Вот теперь создается целая ‘пролетарская литература’, как бы государственное предприятие. И странно — она едет на запятках литературы большой, старательно к ней приспосабливаясь и проявляя беспомощность. Покровительство не создает талантов и, по-видимому, убивает природную оригинальность. И все-таки хорошо, что стена невнимания и презрения к талантам ‘из народа’ пробита, — может быть, из этого что-нибудь и выйдет.
ПРИМЕЧАНИЯ
Самоучки Из цикла ‘Встречи’ (1933, 19 марта, No 4379)
1 Ермилов, Владимир Евграфович (ок. 1861—1918) — писатель, журналист, педагог, литературный и театральный критик.
2 Дрожжин, Спнридон Дмитриевич (1848—1930) — русский поэт, бытописатель деревни.
3 Белоусов, Иван Алексеевич (1863—1930) — русский поэт, переводчик, мемуарист.
4 Яцимирский, Александр Иванович (1873—1925) — русский историк, филолог, славяновед. См.: Яцимирский Александр Иванович. Биобиблиографический справочник / Сост. Александрина Матковски. Кишинев, 1979.
5 Ивин, Иван Семенович (ум. в 1918—1921 гг.) — писатель, автор лубочных книг.
6 См.: Mонин В. А. Сибирские мотивы. М., 1903.
7См. Леонов М. Л. Стихотворения и рассказы. Изд. 3-е, доп. М., 1905.
8 Речь идет об издававшемся совсем недолго журнале ‘Народное благо’. См.: Телешов Н. Записки писателя. М., 1980. С. 16.
9 Суриков, Иван Захарович (1841—1880) — русский поэт.

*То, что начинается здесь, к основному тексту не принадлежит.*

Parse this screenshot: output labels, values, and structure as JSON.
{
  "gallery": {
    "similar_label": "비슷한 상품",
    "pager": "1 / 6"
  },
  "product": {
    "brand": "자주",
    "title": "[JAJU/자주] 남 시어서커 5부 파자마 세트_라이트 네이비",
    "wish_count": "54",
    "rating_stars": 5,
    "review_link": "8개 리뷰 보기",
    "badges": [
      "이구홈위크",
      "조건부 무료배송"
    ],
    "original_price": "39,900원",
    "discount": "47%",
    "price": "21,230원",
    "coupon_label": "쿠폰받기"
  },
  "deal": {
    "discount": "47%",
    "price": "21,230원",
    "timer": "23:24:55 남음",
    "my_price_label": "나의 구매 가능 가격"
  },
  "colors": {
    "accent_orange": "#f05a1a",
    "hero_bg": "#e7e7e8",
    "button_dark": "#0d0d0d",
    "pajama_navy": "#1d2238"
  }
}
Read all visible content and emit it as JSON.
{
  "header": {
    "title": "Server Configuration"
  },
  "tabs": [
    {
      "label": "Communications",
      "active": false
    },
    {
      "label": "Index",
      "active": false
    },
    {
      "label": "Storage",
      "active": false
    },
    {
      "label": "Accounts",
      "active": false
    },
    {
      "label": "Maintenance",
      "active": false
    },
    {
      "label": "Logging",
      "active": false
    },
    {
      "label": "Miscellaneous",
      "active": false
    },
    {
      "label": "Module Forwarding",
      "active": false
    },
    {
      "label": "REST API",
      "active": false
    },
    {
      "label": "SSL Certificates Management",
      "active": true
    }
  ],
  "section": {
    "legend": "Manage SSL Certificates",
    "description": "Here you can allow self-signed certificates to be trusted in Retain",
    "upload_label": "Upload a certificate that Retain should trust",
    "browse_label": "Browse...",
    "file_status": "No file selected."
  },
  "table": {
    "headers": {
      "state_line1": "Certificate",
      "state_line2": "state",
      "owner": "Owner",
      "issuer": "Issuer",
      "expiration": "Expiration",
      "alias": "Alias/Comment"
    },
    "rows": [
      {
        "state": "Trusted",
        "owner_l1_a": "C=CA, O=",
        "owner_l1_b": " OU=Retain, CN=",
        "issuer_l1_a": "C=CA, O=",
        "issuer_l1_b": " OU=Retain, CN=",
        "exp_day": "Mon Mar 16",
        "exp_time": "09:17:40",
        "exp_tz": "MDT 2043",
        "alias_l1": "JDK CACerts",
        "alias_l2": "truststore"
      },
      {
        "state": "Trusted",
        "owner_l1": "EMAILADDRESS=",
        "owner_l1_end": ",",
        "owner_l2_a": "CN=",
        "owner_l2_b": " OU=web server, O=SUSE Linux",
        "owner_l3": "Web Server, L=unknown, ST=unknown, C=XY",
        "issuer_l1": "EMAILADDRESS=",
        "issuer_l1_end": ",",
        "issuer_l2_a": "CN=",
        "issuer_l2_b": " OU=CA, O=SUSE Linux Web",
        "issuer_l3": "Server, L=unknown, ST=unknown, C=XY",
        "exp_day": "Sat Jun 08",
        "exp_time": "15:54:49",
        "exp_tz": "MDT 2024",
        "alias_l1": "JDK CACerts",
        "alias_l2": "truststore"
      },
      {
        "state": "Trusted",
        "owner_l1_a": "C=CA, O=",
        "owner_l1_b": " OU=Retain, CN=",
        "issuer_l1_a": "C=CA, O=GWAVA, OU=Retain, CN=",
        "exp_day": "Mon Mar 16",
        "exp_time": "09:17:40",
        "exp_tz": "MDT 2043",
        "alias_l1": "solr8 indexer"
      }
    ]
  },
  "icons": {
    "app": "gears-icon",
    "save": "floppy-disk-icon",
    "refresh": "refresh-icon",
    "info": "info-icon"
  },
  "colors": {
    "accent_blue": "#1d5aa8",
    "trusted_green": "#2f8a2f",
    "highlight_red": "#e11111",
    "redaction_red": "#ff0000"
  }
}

10 Опечатка, следует: Трефолев. Трефолев, Леонид Николаевич (1839—1905) — русский поэт.
11 Речь идет о популярной в народе книге ‘Повесть о приключении аглинского милорда Георга…’ в литературной обработке писателя-самоучки XVIII в. Матвея Комарова.
12 Очевидно, имеется в виду издательская фирма братьев Салаевых.
13 Бурцев, Александр Евгеньевич (1863—1937) — русский библиофил, библиограф.